On Thursday night, I spent three hours in Middletown, an “ordinary place” in an “ordinary time.” Built on the ruins of two other towns, it claims a main street called Main Street, its own public library and a handful of questionable Native American legends. The citizens of Middletown are talkative, endearingly awkward and friendly enough. They tell me that I’m welcome here, along with the “breathing”, the “beautiful” and the “blue.” But the thought of belonging within Middletown’s quaint, white picket fences — initially, I’ll admit — sounded ridiculous to me.

Middletown, written by Will Eno, is centered on the story of Mrs. Mary Swanson (Marina Horiates ’15), who moves to Middletown with her absent husband and the dream of starting of a family. As director Kyle Yoder ’15 promises us, it is a play filled with questions. Why do we get library cards? What was your first memory? What does it look like when someone falls down a black hole? Middletown’s population introduces itself through this sort of inquisitive small talk.

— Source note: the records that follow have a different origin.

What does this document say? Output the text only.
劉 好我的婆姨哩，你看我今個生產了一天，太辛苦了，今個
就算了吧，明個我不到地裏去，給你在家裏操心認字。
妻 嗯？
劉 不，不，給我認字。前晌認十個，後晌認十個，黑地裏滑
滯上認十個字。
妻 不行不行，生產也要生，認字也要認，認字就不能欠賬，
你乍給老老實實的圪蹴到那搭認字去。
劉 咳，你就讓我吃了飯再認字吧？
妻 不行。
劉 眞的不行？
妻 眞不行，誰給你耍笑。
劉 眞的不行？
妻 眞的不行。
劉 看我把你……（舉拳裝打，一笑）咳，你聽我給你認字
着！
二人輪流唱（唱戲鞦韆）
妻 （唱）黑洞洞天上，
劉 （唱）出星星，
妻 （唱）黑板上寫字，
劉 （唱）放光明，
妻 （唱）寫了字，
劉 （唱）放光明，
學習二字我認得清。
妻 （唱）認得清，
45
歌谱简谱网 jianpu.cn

It’s cute at first, and then a bit dull, and by intermission, it starts to feel eerie. And from the first moments of the play, the scenery has me on edge. Why, if these people spend their time planting trees and reading about gravity and eating sandwiches with near-strangers, are their pristine houses and fences and mailboxes bathed in shadows? While the cast of Middletown welcomes me again and again, I can’t help but fear that there is a threatening shift in tone waiting to drop.

The locals blur the divide between audience and stage with genuine warmth. Performers step naturally out of Middletown to address the audience and share bits of their stories. Middletown’s librarian, played by Anya Richkind ’16, does this beautifully when she reads her town’s Native American legends, pausing to guide us by defining what it means for something to last for “many moons” or for a woman to be a “blushing mother.” These are the moments when I am most able to accept Middletown. Sometimes, Middletown’s citizens seem to be trying so hard to be normal that they lose credibility. I struggle to believe their small talk, wrought with nervous gestures and wandering silences and verbal fillers.

The more that Middletown attempts to embrace me, the more unsettled I feel. Middletown seems determined to suck me into its community, but I dig in my heels. I lose interest in its questions and start to ask my own. Could I really belong here in Middletown? I don’t want to belong. I want to believe that life at Yale has made me worldly, that my life is meaningful, that I am anywhere else but in the middle. And that’s when I start to wonder why the prospect of belonging to Middletown bothered me so much, and how, if I rejected this town, did it manage to make me cry?

Middletown is not about library cards or black holes or memories, as the program seems to suggest. It’s not about sandwiches or legends or those white picket fences. If Middletown were really about answering those simpler questions, we could choose not to belong. Instead, Middletown is a play about fear, loneliness and love. It gives us permission to admit the things that scare us, and reassures us that we are never as lost as we think we are. And above everything else, it’s a play about love, a force stronger than the gravity that grounds us, even in the middle.

You can visit Middletown for yourself this weekend, and experience the warmth of its welcome. You’ll hear lots of questions, which Middletown promises, and maybe some answers, which it doesn’t. But more importantly, Middletown will force you to ask your own questions, those you will be struggling to answer long after the last round of applause dies away.